A Nike spokesperson told Supply Chain Dive the company had sanctioned the factory by reducing orders to 3% production capacity, from the 9% ordered before the allegations. "Basically, what we say is that if you cannot be performing at our requirements of basic code of conduct compliance, that we will limit the amount of orders that we send to the factory – to try and put a little bit of weight."
In addition to Georgetown's decision to stop working with Nike until it signs the school's code of conduct, USAS members at University of Texas at Austin met with administrators and Nike in November, but Nike would only talk about strengthening business ties, according to The Daily Texan.
UM is still considering how to respond to Nike, said Dr. Anupindi. The school's approach with the code of conduct is to tell a licensee that UM has a right to an independent investigation, though it does not specify which organization must conduct it. Some universities specifically mention WRC, according to Anupindi.

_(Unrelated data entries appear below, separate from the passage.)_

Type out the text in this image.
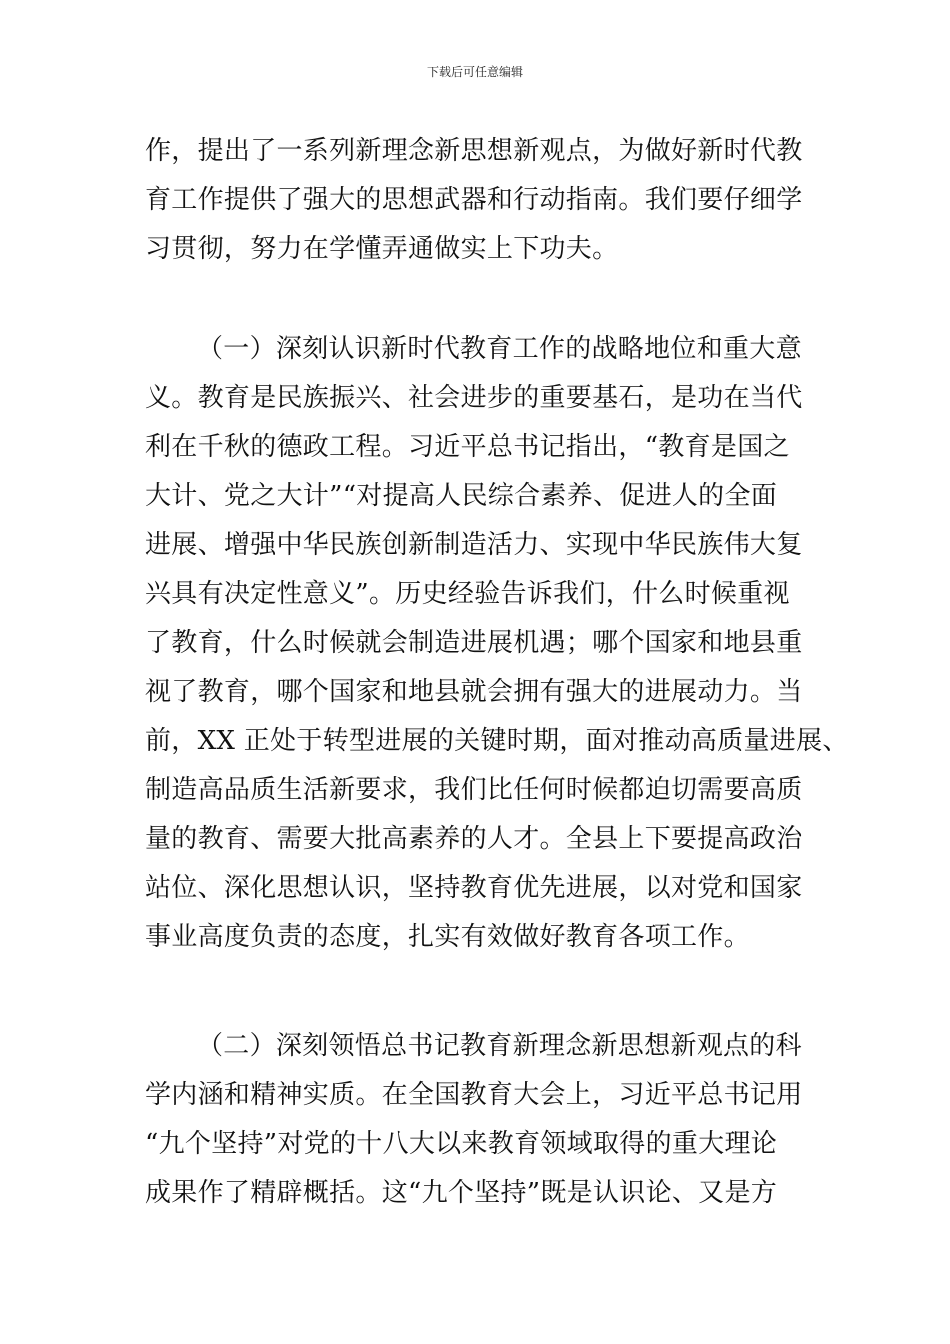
下载后可任意编辑
作，提出了一系列新理念新思想新观点，为做好新时代教
育工作提供了强大的思想武器和行动指南。我们要仔细学
习贯彻，努力在学懂弄通做实上下功夫。
（一）深刻认识新时代教育工作的战略地位和重大意
义。教育是民族振兴、社会进步的重要基石，是功在当代
利在千秋的德政工程。习近平总书记指出，“教育是国之
大计、党之大计”“对提高人民综合素养、促进人的全面
进展、增强中华民族创新制造活力、实现中华民族伟大复
兴具有决定性意义”。历史经验告诉我们，什么时候重视
了教育，什么时候就会制造进展机遇；哪个国家和地县重
视了教育，哪个国家和地县就会拥有强大的进展动力。当
前，XX 正处于转型进展的关键时期，面对推动高质量进展、
制造高品质生活新要求，我们比任何时候都迫切需要高质
量的教育、需要大批高素养的人才。全县上下要提高政治
站位、深化思想认识，坚持教育优先进展，以对党和国家
事业高度负责的态度，扎实有效做好教育各项工作。
（二）深刻领悟总书记教育新理念新思想新观点的科
学内涵和精神实质。在全国教育大会上，习近平总书记用
“九个坚持”对党的十八大以来教育领域取得的重大理论
成果作了精辟概括。这“九个坚持”既是认识论、又是方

The UM committee received reports from the investigation. "The good news is that the Hansae factory and Nike are working together," Anupindi said. "We have not yet finalized our recommendations to the president about what, if anything, we should do or ask Nike to do."
What can an apparel brand do?
Yet, Nike does not appear to be budging on the universities' demands, citing the need for a standardized approach to audits if the company seeks to influence its suppliers.
"Nike has not signed any individual university code of conduct," the spokesperson said. "Nike has over 1,000 university partners, many of whom have their own codes of conduct, which are subject to change. Given the volume, speed and dynamism of factory production, it would be an unsustainable disruption to business operations … and impossible to implement these individual school codes and changes."
It can be difficult for brands to know what's actually happening at factories. In addition to using third party inspectors, large brands often conduct their own inspections. But it's not uncommon for workers to be told to keep their mouths closed about violations. Factories might also rely on language barriers and alerts when inspectors come, for some to vacate the factory.
There is only so much that compliance can do on its regular schedule, there's a lot relationships can do.
In addition, factories may manufacture goods for multiple brands, each with its own code of conduct and expectations. Individual codes may vary, but labor violations may easily violate the rules for all companies contracting there. Stakeholders can work together to push a supplier to compliance.
Other brands have found various ways to hold the factories accountable. Uniqlo, for example, is combating factory violations by providing supplier codes to the factories in their local languages, as well as promoting better factory grievance systems. As for Nike, the company's sustainability report notes the company is moving to use fewer suppliers by increasing production at only those factories with consistently high ratings during regular audits. Companies with poor ratings, meanwhile, may be subject to sanctions like those imposed on the Hansae factory.
Easier said than done, however. While activism may call for an institution to cut off a supplier due to labor violations, the reality is such violations remain widespread.
For that reason, some companies, like Apple, have previously hesitated to cut off relations with suppliers due to the workers' economic dependence, arguing they can do more for laborers by continuing to work with contractors on improving conditions. Nike concurs.
"There is only so much that compliance can do on its regular schedule, there's a lot relationships can do," a Nike spokesperson said.
Audits are but the first step in correcting labor violations in the supply chain. To drive impact, companies must ensure all stakeholders, including watchdogs, universities and suppliers, are aligned in the common goal of improving labor standards for ethical production.